Although the Tsar was touched by the Ambassador's devotion, he allowed his wife's malevolent attitudes to outweigh the sensible advice he had been given. After the collapse of the Autocracy, he developed close relations with the liberal Provisional Government led initially by George Lvov and later by Alexander Kerensky that was formed after the February Revolution. At the same time, Buchanan developed a fear of the dangers of Bolshevism and its growing support; he feared the Russian Provisional Government would be toppled and tried to warn of the fragility of the Government and the dangers of a Bolshevik revolution. Buchanan had reported to London: "They are more active and better organized than any other group, and until they and the ideas which they represent are finally squashed, the country will remain a prey to anarchy and disorder. If the Government are not strong enough to put down the Bolsheviks by force, at the risk of breaking altogether with the soviet, the only alternative will be a Bolshevik Government." However, after the events of the October Revolution and the Bolsheviks ascension to power he was widely criticized for failing to ensure that the Tsar Nicholas II and his family were evacuated from Russia before their execution by the Bolsheviks at Ekaterinburg in 1918. It is now known that this was not his fault but that of the Tsar's first cousin, King George V who, fearful of revolutionary trends in Britain and the stability of his own throne, persuaded the Lloyd George government to rescind the offer they had made to provide sanctuary for the Imperial Family.
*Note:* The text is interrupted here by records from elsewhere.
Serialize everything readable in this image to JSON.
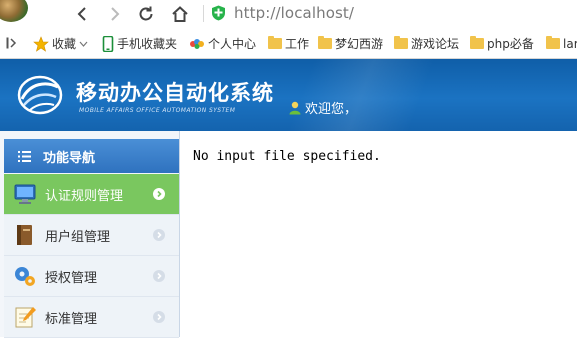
{
  "browser": {
    "url": "http://localhost/",
    "bookmarks": [
      {
        "label": "收藏",
        "icon": "star-icon"
      },
      {
        "label": "手机收藏夹",
        "icon": "phone-icon"
      },
      {
        "label": "个人中心",
        "icon": "colorful-logo-icon"
      },
      {
        "label": "工作",
        "icon": "folder-icon"
      },
      {
        "label": "梦幻西游",
        "icon": "folder-icon"
      },
      {
        "label": "游戏论坛",
        "icon": "folder-icon"
      },
      {
        "label": "php必备",
        "icon": "folder-icon"
      },
      {
        "label": "lar",
        "icon": "folder-icon"
      }
    ]
  },
  "app": {
    "title": "移动办公自动化系统",
    "subtitle": "MOBILE AFFAIRS OFFICE AUTOMATION SYSTEM",
    "welcome": "欢迎您，"
  },
  "sidebar": {
    "heading": "功能导航",
    "items": [
      {
        "label": "认证规则管理",
        "icon": "monitor-icon",
        "active": true
      },
      {
        "label": "用户组管理",
        "icon": "book-icon",
        "active": false
      },
      {
        "label": "授权管理",
        "icon": "gears-icon",
        "active": false
      },
      {
        "label": "标准管理",
        "icon": "notepad-icon",
        "active": false
      }
    ]
  },
  "content": {
    "message": "No input file specified."
  },
  "colors": {
    "header_blue": "#1b73c2",
    "active_green": "#7ac75f",
    "sidebar_head": "#3a7fcb"
  }
}
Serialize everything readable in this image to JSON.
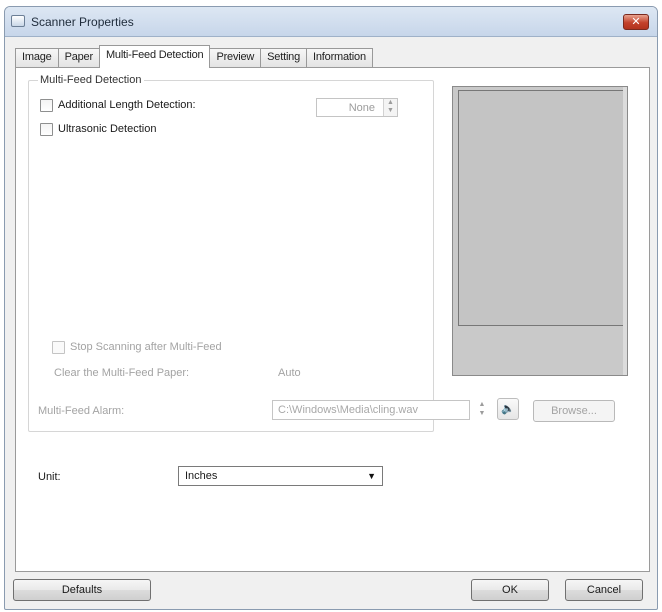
{
  "window": {
    "title": "Scanner Properties",
    "close_glyph": "✕",
    "icon": "scanner-icon"
  },
  "tabs": [
    {
      "label": "Image"
    },
    {
      "label": "Paper"
    },
    {
      "label": "Multi-Feed Detection",
      "active": true
    },
    {
      "label": "Preview"
    },
    {
      "label": "Setting"
    },
    {
      "label": "Information"
    }
  ],
  "multifeed": {
    "group_title": "Multi-Feed Detection",
    "additional_length_label": "Additional Length Detection:",
    "additional_length_value": "None",
    "ultrasonic_label": "Ultrasonic Detection",
    "stop_scanning_label": "Stop Scanning after Multi-Feed",
    "clear_paper_label": "Clear the Multi-Feed Paper:",
    "clear_paper_value": "Auto",
    "alarm_label": "Multi-Feed Alarm:",
    "alarm_path": "C:\\Windows\\Media\\cling.wav",
    "browse_label": "Browse..."
  },
  "unit": {
    "label": "Unit:",
    "value": "Inches"
  },
  "footer": {
    "defaults_label": "Defaults",
    "ok_label": "OK",
    "cancel_label": "Cancel"
  },
  "colors": {
    "close_button": "#c3412b",
    "preview_fill": "#c4c4c4"
  }
}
Buchanan was disappointed that the fledgling democracy offered by the Provisional Government was strangled by the Bolshevik coup.
At the beginning of December 1918, Buchanan fell ill and for the good of his health he agreed that it was best he left Russia. The family left St Petersburg on 26 December 1918, arriving back in Leith in Scotland on 17 January 1919. His health collapsed soon after, forcing him to spend time recovering in Cornwall.
After his recovery, he was disappointed that after all his years of service he was not given a peerage and only offered a two-year ambassadorship in Rome. He accepted the post, serving as ambassador to the Kingdom of Italy from 1919–21. While in Italy his wife was found to have terminal cancer; she died in April 1921 soon after the family's return to England.
Sir George's autobiography, My Mission to Russia and Other Diplomatic Memories, was published in 1923. It is believed that he had to leave out some of what he knew under threat of losing his pension. He died in 1924.

Honours

British decorations
Sir George married on 25 February 1885 Lady Georgiana Meriel Bathurst, daughter of Allen Bathurst, 6th Earl Bathurst by the Hon. Meriel Leicester, daughter of George Warren, 2nd Baron de Tabley.
Their daughter Meriel Buchanan wrote several perceptive books about the revolution, which she witnessed, and key figures she had personally known. Meriel married Major Harold Wilfrid Knowling, Army Service Corps, and Welsh Guards, in May 1925; and died on 6 February 1959.